Avec *Simplicity*, j’ai commencé par le personnage principal, Lucius, et j’ai construit le monde autour de lui. J’ai même fait des recherches pour celui-ci, ce que je ne fais pas d’habitude, et en travaillant dessus, j’ai continué à ajouter des couches. *Boys Weekend* avait une idée centrale—que les personnes trans sont humaines—alors que *Simplicity* donne l’impression d’en contenir quarante.
*Vogue :* Qu’est-ce qui vous a poussée à explorer les communautés et les sectes ?
*Lubchansky :* J’ai toujours été obsédée par les sectes—il y en a même une dans mon dernier livre. En terminant *Simplicity*, j’ai réalisé que les deux histoires avaient des fondations similaires. Il y a quelque chose dans l’air en ce moment concernant les communautés. Ces dernières décennies, il y a eu beaucoup de séparatisme queer, et plus récemment, des mouvements trans séparatistes. Si vous êtes queer dans une grande ville, vous avez probablement connu quelqu’un qui a tenté de monter une ferme avec des amis.
En faisant des recherches, j’ai lu sur les groupes socialistes pré-marxistes du XIXe siècle. Notre monde actuel est évidemment différent, mais il y a un parallèle dans la façon dont les gens sentent que leur vie est bouleversée—comme s’ils avaient perdu le contrôle de leur avenir, de leur corps et de leurs communautés. Cela crée une attirance pour fonder une nouvelle société, en se disant : *Tout le monde verra à quel point c’est génial.* J’ai toujours été fascinée par ce qui pousse quelqu’un à tout abandonner pour rejoindre ces groupes.

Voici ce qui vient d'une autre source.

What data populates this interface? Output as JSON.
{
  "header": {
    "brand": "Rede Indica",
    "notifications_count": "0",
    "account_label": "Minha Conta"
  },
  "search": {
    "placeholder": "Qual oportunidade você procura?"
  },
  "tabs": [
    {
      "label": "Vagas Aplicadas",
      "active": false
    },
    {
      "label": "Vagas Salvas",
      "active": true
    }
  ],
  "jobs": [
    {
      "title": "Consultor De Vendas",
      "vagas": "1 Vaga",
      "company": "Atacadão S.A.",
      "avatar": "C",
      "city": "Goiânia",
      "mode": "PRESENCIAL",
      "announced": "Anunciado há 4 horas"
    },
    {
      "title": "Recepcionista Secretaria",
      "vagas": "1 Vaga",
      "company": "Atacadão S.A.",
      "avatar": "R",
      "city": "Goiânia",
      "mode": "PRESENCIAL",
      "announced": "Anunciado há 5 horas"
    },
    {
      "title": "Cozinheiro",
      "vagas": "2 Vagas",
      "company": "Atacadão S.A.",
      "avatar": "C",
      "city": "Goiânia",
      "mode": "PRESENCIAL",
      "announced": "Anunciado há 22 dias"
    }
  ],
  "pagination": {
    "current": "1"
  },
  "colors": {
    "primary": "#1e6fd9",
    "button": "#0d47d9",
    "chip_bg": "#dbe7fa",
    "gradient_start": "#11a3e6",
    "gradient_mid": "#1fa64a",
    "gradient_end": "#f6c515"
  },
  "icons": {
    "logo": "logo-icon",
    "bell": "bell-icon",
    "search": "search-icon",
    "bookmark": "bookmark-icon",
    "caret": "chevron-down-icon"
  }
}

*Vogue :* Votre protagoniste, Lucius, affronte la dure réalité de l’art sous le capitalisme. Qu’est-ce qui vous inquiète dans la dépendance croissante à la technologie dans le monde de l’art ?
*Lubchansky :* Tout. La mort de l’art, pour commencer. [Rires.] Ce qui m’a frappée cette dernière année, c’est à quel point créer de l’art—même comme passe-temps—est une part fondamentale de l’humanité. C’est cliché, mais pensez aux peintures rupestres. L’une des premières choses que les humains ont faites, c’est laisser des empreintes de mains sur les murs. Cette impulsion créative a toujours existé, et existera toujours.
C’est absurde que les développeurs technologiques veuillent d’abord éliminer l’art—pour faire quoi à la place ? Envoyer plus d’emails ? Je ne sais pas ce qu’ils imaginent que je ferais de mon temps libre. La plupart des gens ne sont pas des artistes professionnels, mais beaucoup ont des passe-temps créatifs. Si vous remplacez cela par du contenu généré par IA, que reste-t-il ? Le faire à votre place ou quoi que ce soit—c’est juste inutile. Je crois que ces gens ont une pulsion de mort, voire une haine des artistes. Ils envient ceux qui ont de l’imagination parce qu’ils en manquent eux-mêmes, et semblent presque déterminés à la détruire.
*Vogue :* Quel effet cela fait-il d’écrire et d’illustrer une dystopie future tout en vivant dans... notre dystopie actuelle ?
*Lubchansky :* C’est étrange—j’ai écrit ce livre il y a deux ans et terminé les illustrations il y a plus d’un an, à une époque où les choses allaient mal, mais sans être aussi ouvertement dystopiques. À l’époque, il se passait déjà beaucoup de choses dans le monde qui alimentaient mon travail—des événements qui exigeaient de la résistance. Pendant que je travaillais sur ce livre, le génocide à Gaza se poursuivait, et les manifestations contre Cop City à Atlanta avaient lieu. J’ai l’impression de devoir sans cesse repousser mes histoires dans le futur parce que notre présent est déjà si sombre que l’exagérer n’est même plus intéressant—c’est juste sinistre et terrifiant.
En écrivant, je me suis demandée : *Si rien ne change, que se passe-t-il ?* Si nous échouons à agir, à faire ce qui est nécessaire—à quoi ressemblerait cet effondrement sociétal ? J’essaie de tracer ce chemin dans mon esprit.